= Carlos Donjuan =

Mexican-American artist

Carlos Donjuan is a Mexican American graffiti artist, painter, and art teacher at University of Texas at Arlington from Oak Cliff, Dallas. He is a part of the Oak Cliff artist collective known as Sour Grapes, which was formed in 2000 with his brothers Arturo and Miguel Donjuan. Donjuan is influenced by hip hop culture, lowrider culture, West Coast graffiti artists, Mexican and Indigenous American folk art. Donjuan's art has been shown internationally and is included in the Chicano art collection of Cheech Marin.

Growing up with undocumented parents, Donjuan recalls that he was introduced at a young age to the term "illegal alien." In his art, he responds to this term: "I thought that there was really aliens out there, you know. I thought they were these weird creatures. And so as an adult now, I’m revisiting that idea of an illegal alien... You want to call struggling people ‘aliens’? I’ll show you aliens."

== Artistic career ==
His career began from a young age, making art in elementary school and starting as a graffiti artist in middle school. Donjuan recalls that he shifted away from doing graffiti without permission when he had a close run-in with police. He and his friends started approaching local business owners, asking if they could paint their walls for free and advertising it as a way to deter taggers because they would probably respect their art. They formed the Sour Grapes art collective and have painted several murals in the Dallas area. Donjuan stated that the purpose of the murals was for young people in the community: "We want to give the kids who walk along there to school something fun to look at, something better than what’s been there."

In 2011, the Dallas Contemporary commissioned Donjuan and the Sour Grapes for a large indoor mural entitled "Rest in Power." Sour Grapes created the mural as a tribute "to the deceased graffiti artists who inspired them, which includes "artists like Beno (aka Jayson Fleenor from Miami) and Tie (aka Jonathan See Lim from San Francisco)." Donjuan transitioned to paintings and creating masks, which have gained international attention.

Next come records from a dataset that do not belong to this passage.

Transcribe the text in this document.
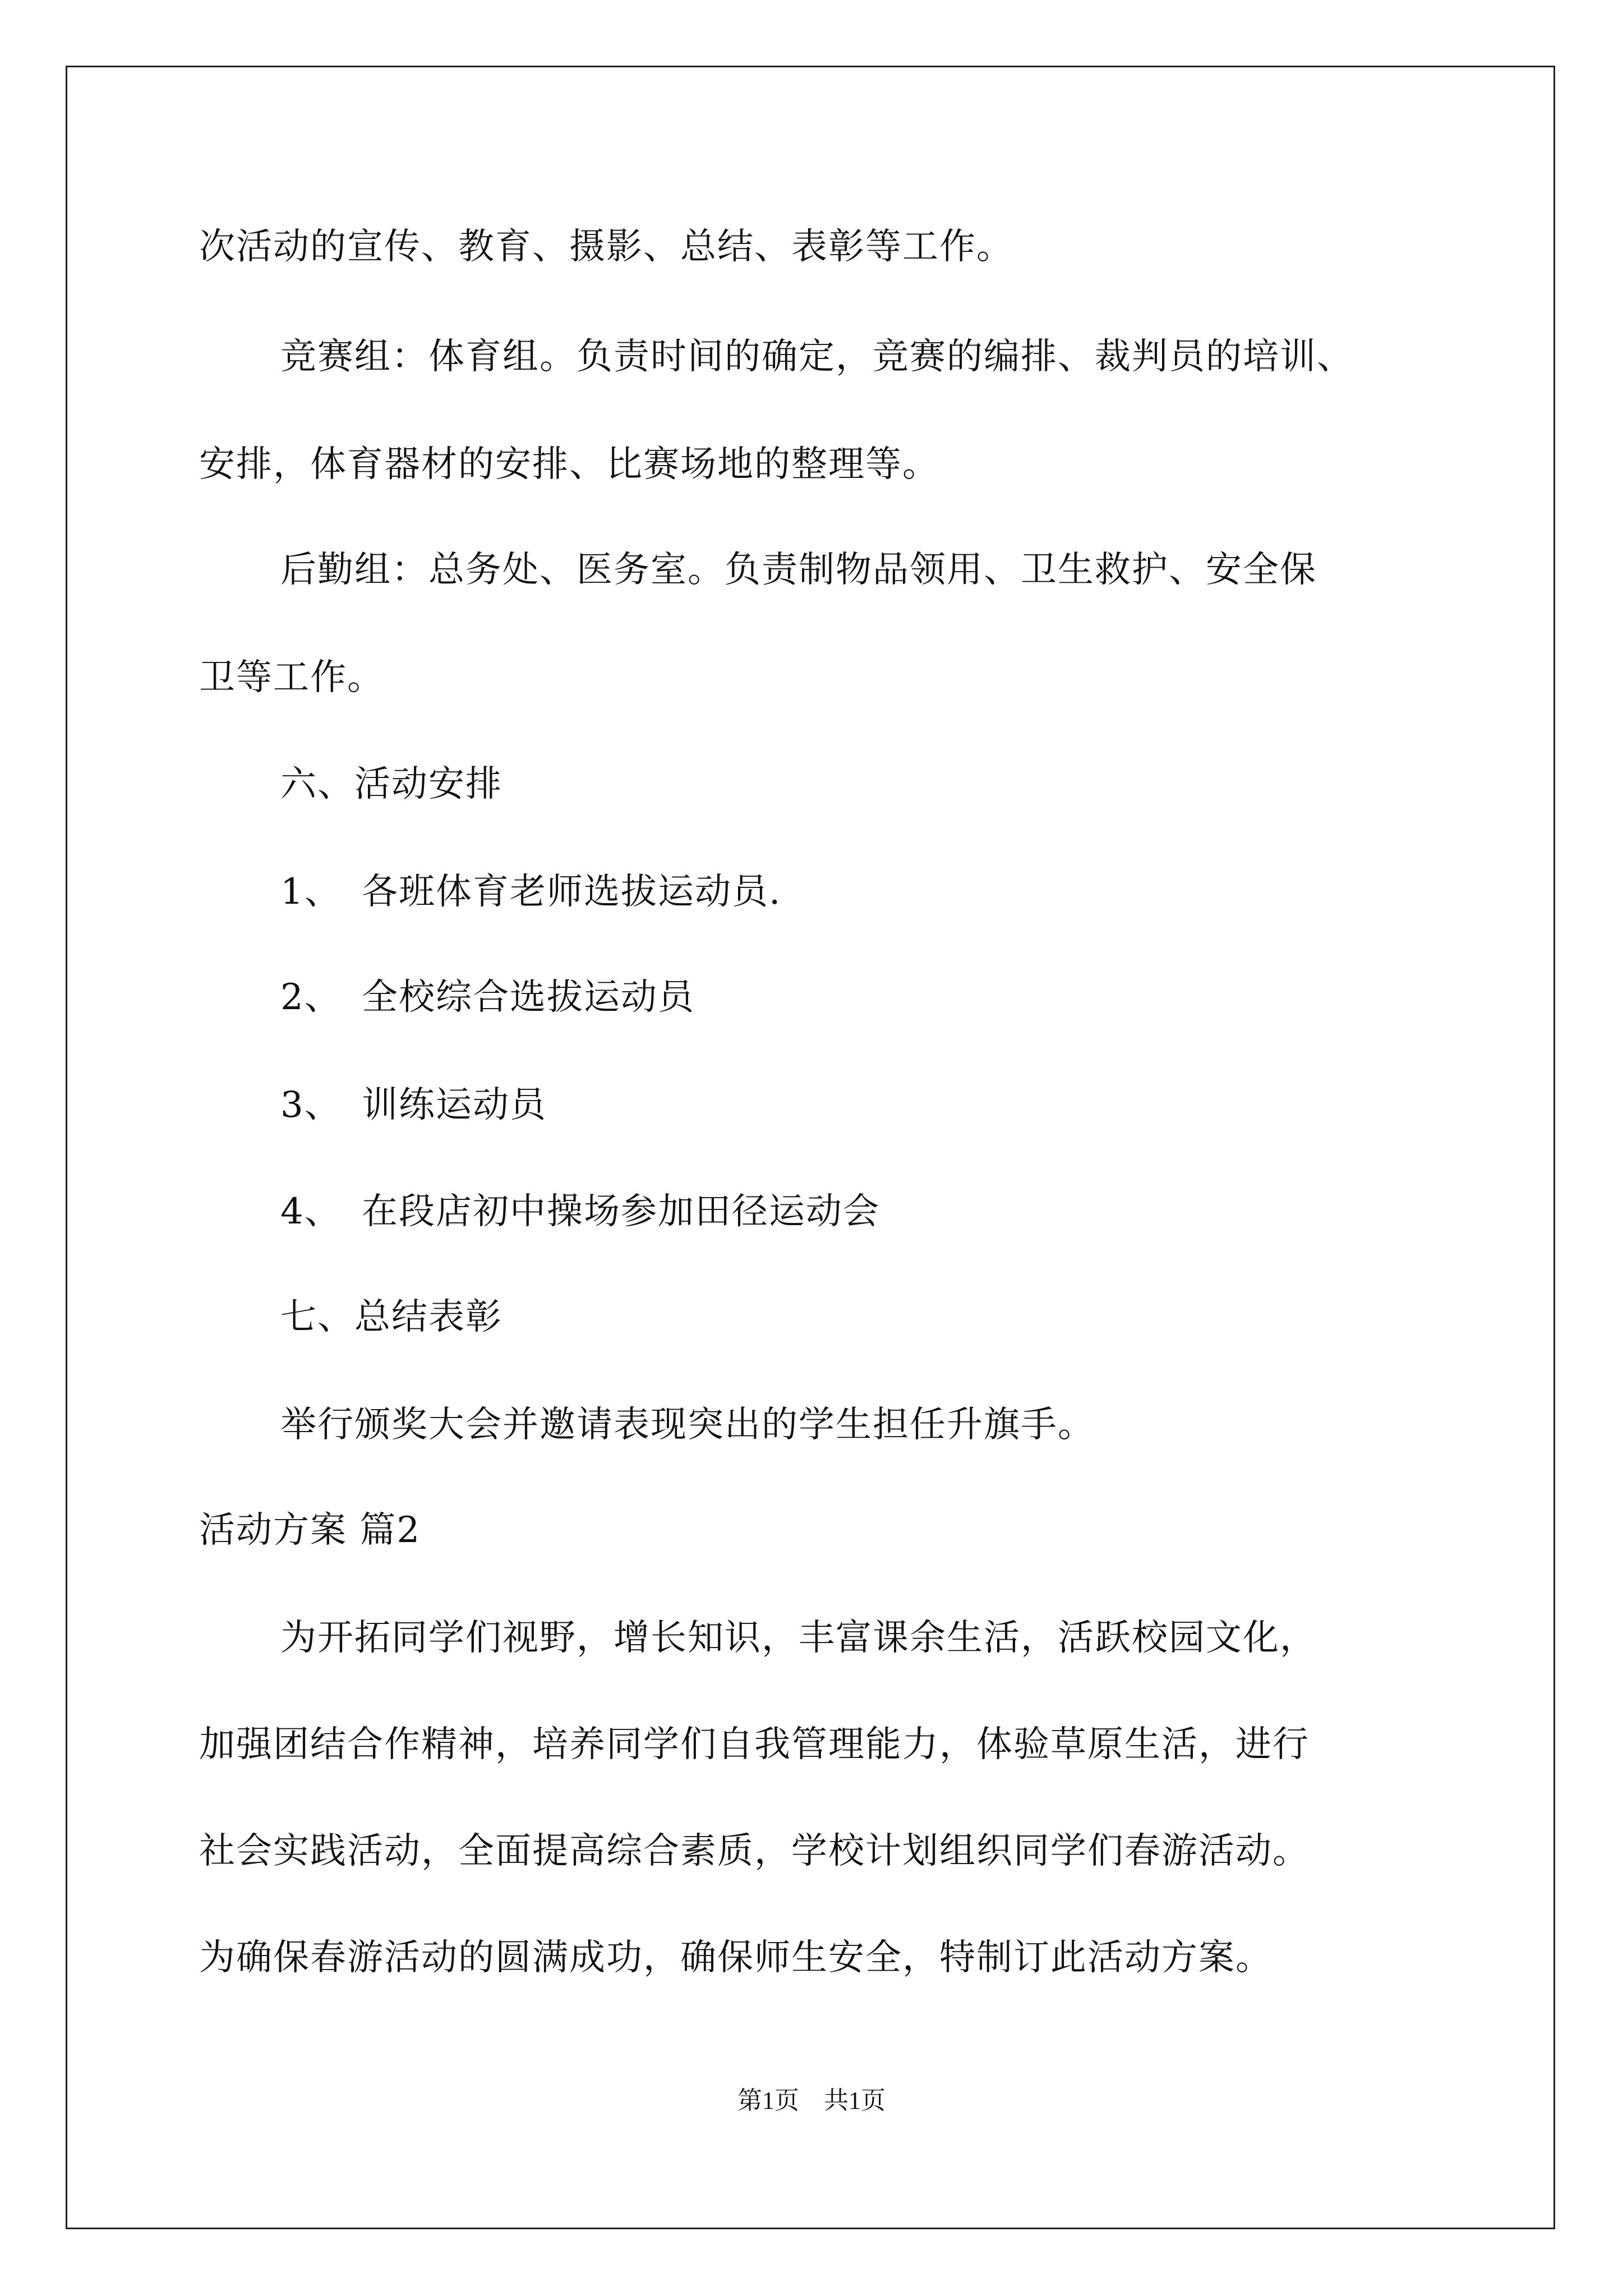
次活动的宣传、教育、摄影、总结、表彰等工作。
竞赛组：体育组。负责时间的确定，竞赛的编排、裁判员的培训、
安排，体育器材的安排、比赛场地的整理等。
后勤组：总务处、医务室。负责制物品领用、卫生救护、安全保
卫等工作。
六、活动安排
1、 各班体育老师选拔运动员.
2、 全校综合选拔运动员
3、 训练运动员
4、 在段店初中操场参加田径运动会
七、总结表彰
举行颁奖大会并邀请表现突出的学生担任升旗手。
活动方案 篇2
为开拓同学们视野，增长知识，丰富课余生活，活跃校园文化，
加强团结合作精神，培养同学们自我管理能力，体验草原生活，进行
社会实践活动，全面提高综合素质，学校计划组织同学们春游活动。
为确保春游活动的圆满成功，确保师生安全，特制订此活动方案。
第1页 共1页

Donjuan states that using masks "all started when a lot of my friends that are graffiti artists, when I would take photos of them in front of their murals, they would always cover their face because graffiti carries the sense of anonymity, and so they didn’t want to be recognized." Donjuan then started incorporating the idea of aliens in his work. His work "Illegal Aliens" has been shown in international galleries. Donjuan states that he hopes his work to keep exploring Mexican American history in relation to understanding himself.